Du côté des putschistes réunis au sein d’un Haut Conseil d’État de onze membres (parmi lesquels les quatre ex-limogés), la riposte n’a guère été plus subtile. La volonté affirmée d’Ould Abdelaziz de « sauver » le pays et de le ramener sur la voie de la démocratie n’abuse personne. Depuis l’élection de Sidi Ould Cheikh Abdallahi, la Mauritanie a sans doute traversé bien des crises : de la baisse des revenus pétroliers à la flambée des prix, en passant par la série noire terroriste ouverte avec l’assassinat, le 24 décembre 2007, de quatre touristes français. Mais le chef de l’État a été régulièrement élu, les libertés individuelles et politiques n’ont jamais été aussi grandes et le pays bénéficiait des faveurs de la communauté internationale, qui voyait en lui un espoir pour l’avènement de la démocratie dans le monde arabeÂÂÂÂ
Ralliements en série
Pour autant, le chef de l’État autoproclamé n’a pas eu de mal à trouver des soutiens dans la classe politique. Dès le 7 août, les lignes ont commencé à bouger. Hier thuriféraires de « Sidi », certains notables nouakchottois se sont soudain mis à recenser ses erreurs et à se faire voir dans l’entourage de son successeur, attirés comme par un aimant par le nouveau chef (celui-ci formera un gouvernement dans les prochains jours et a promis d’organiser des élections dans une période « aussi courte que possible »).

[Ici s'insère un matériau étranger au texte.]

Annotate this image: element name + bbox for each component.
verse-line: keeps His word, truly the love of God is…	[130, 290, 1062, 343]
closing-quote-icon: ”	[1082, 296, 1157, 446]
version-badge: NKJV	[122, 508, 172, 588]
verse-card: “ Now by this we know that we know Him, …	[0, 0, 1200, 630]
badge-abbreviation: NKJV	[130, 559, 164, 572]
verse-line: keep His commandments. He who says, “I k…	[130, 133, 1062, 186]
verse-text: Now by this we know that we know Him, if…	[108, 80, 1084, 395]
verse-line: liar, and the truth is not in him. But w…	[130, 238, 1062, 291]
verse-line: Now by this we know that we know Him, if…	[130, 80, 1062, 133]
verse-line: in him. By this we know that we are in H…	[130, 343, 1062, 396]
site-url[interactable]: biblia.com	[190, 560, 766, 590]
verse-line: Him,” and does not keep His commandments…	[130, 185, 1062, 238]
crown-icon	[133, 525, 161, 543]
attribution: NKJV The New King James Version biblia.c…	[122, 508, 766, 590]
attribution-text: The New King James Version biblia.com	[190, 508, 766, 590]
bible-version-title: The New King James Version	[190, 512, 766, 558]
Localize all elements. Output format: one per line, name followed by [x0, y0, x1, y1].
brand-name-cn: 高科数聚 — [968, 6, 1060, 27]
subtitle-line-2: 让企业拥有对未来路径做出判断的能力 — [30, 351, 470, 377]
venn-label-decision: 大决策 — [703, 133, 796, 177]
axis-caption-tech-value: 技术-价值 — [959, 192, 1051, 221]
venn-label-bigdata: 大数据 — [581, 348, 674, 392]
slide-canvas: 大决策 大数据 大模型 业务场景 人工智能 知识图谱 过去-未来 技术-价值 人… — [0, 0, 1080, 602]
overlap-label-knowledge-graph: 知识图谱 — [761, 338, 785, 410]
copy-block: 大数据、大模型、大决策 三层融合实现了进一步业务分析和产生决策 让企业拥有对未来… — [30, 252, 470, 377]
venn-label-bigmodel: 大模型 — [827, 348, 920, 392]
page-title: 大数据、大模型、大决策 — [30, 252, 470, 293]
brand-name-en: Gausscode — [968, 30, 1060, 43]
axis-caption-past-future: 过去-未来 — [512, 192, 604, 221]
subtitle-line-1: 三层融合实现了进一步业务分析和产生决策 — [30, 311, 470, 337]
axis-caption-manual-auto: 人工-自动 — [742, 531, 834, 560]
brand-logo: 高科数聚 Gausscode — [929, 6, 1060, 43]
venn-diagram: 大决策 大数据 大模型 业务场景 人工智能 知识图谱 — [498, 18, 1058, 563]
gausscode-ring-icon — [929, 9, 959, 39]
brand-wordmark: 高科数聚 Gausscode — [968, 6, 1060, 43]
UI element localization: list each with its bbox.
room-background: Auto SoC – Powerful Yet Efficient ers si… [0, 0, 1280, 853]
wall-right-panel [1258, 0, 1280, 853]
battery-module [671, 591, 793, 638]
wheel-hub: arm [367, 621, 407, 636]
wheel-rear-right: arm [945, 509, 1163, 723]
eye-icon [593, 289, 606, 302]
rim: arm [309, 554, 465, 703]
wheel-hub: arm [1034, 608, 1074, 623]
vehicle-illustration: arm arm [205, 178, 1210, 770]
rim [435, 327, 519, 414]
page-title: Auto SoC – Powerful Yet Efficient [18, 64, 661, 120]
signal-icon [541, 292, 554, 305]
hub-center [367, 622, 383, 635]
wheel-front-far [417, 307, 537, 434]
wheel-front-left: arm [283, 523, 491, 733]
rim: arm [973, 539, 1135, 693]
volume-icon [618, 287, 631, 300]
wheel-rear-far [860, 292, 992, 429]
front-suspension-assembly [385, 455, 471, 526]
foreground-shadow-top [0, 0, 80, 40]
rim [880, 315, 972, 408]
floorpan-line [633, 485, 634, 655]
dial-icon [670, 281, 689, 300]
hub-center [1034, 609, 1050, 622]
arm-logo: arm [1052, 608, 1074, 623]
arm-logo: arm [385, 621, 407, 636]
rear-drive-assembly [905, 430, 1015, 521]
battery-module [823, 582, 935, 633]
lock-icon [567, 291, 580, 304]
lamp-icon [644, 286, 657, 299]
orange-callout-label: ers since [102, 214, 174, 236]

Parmi eux, les frondeurs du PNDD. De son côté, le principal parti d’opposition, le Rassemblement des forces démocratiques (RFD), a « pris acte » du putsch. À l’en croire, le « changement » était « inévitable » : Sidi récolte ce qu’il a semé. Le RFD a de bonnes chances de figurer dans le futur gouvernement et Ahmed Ould Daddah, son chef, d’être à nouveau candidat à la présidentielle.
Dans la majorité, l’Alliance populaire progressiste (APP), de Messaoud Ould Boulkheir, le président de l’Assemblée nationale, et les loyalistes du PNDD ont quand même condamné le renversement de leur chef. Deux partis d’opposition, le Rassemblement national pour le renouveau et la démocratie (RNRD) et l’Union des forces de progrès (UFP), qui avaient brièvement rejoint le deuxième gouvernement de Sidi, les ont imités. Mais, dans un pays où le nomadisme politique est la norme, le paysage est encore appelé à évoluer. Peut-être le président déchu aura-t-il réfléchi aux scénarios possibles depuis sa retraite forcée. Parmi les quelques objets que sa famille a réussi à lui transmettre figure un ouvrage de l’intellectuel français Jacques Attali. Il s’intitule Une brève histoire de l’avenir.